An unpublished Ninth Circuit opinion has held that an employer need not pay employees for time spent undergoing government-required security checks en route to their worksite within the Los Angeles International Airport. Cazares v. Host International, Inc.
Jesus Cazares, an attendant in the Admirals Club lounge at the Los Angeles International Airport (“LAX”), sued his employer, Host International, Inc., for unpaid wages, failure to provide meal and rest breaks, and failure to provide accurate wage statements. The main claim was that Host failed to pay for time spent going through TSA security procedures to enter LAX. Cazares also claimed that Host failed to provide meal breaks in that the security process left him no time to leave the airport on meal breaks. Cazares also alleged that Host failed to provide him full 10-minute rest breaks because he had to spend time walking through the terminal to reach designated rest areas.
The Trial Court Decision
In July 2020, the district court dismissed Cazares’s lawsuit for failure to state a claim on which relief can be granted.
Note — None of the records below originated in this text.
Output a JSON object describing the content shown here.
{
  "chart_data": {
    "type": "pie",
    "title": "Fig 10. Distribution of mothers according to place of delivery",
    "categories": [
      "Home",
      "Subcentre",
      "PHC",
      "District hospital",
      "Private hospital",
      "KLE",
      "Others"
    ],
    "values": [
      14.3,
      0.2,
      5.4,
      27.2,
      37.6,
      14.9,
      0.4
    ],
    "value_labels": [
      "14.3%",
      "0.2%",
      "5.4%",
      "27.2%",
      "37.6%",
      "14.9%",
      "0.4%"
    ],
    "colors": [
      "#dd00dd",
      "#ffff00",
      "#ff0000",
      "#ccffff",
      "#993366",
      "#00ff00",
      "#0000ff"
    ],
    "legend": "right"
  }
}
Cazares appealed the court’s order to the Ninth Circuit.
The Appellate Court Decision
On August 18, 2021, a Ninth Circuit panel affirmed the order dismissing Cazares’s case.
The claim for unpaid work. The Ninth Circuit held that the time spent passing through federally-mandated airport security checks en route to work was not compensable because Cazares did not allege enough facts to show that Host had subjected him to any control during the security checks.
The claim for unprovided meal breaks. The Ninth Circuit held that Cazares had failed to allege facts to show that Host had discouraged him from taking meal breaks as he was not required to undergo a security check in order to leave his worksite (the Admirals Club) during meal breaks. Host did not have to also ensure that Cazares could leave the secured area of the airport in order to satisfy its meal break obligation.
The claim for unprovided rest breaks. The Ninth Circuit rejected Cazares’s contention that his rest breaks were shortened by a walking requirement, as he failed to allege facts to show that Host made him take his rest breaks at a particular designated area several minutes away from his Admirals Club worksite.
The claim for inaccurate wage statements. Because the wage and break claims failed, the Ninth Circuit concluded that the derivative wage-statement claim also failed.
Seyfarth filed an amicus brief on behalf of a large employer association in support of Host.
What Cazares Means For Employers
The Ninth Circuit’s ruling, though unpublished, is nonetheless citable. It is a useful reminder that it is the level of the employer’s control over employees—not the mere fact that the work requires an activity—that determines whether an activity is compensable under California wage and hour law. The ruling also represents a common sense approach to California’s meal and rest period rules.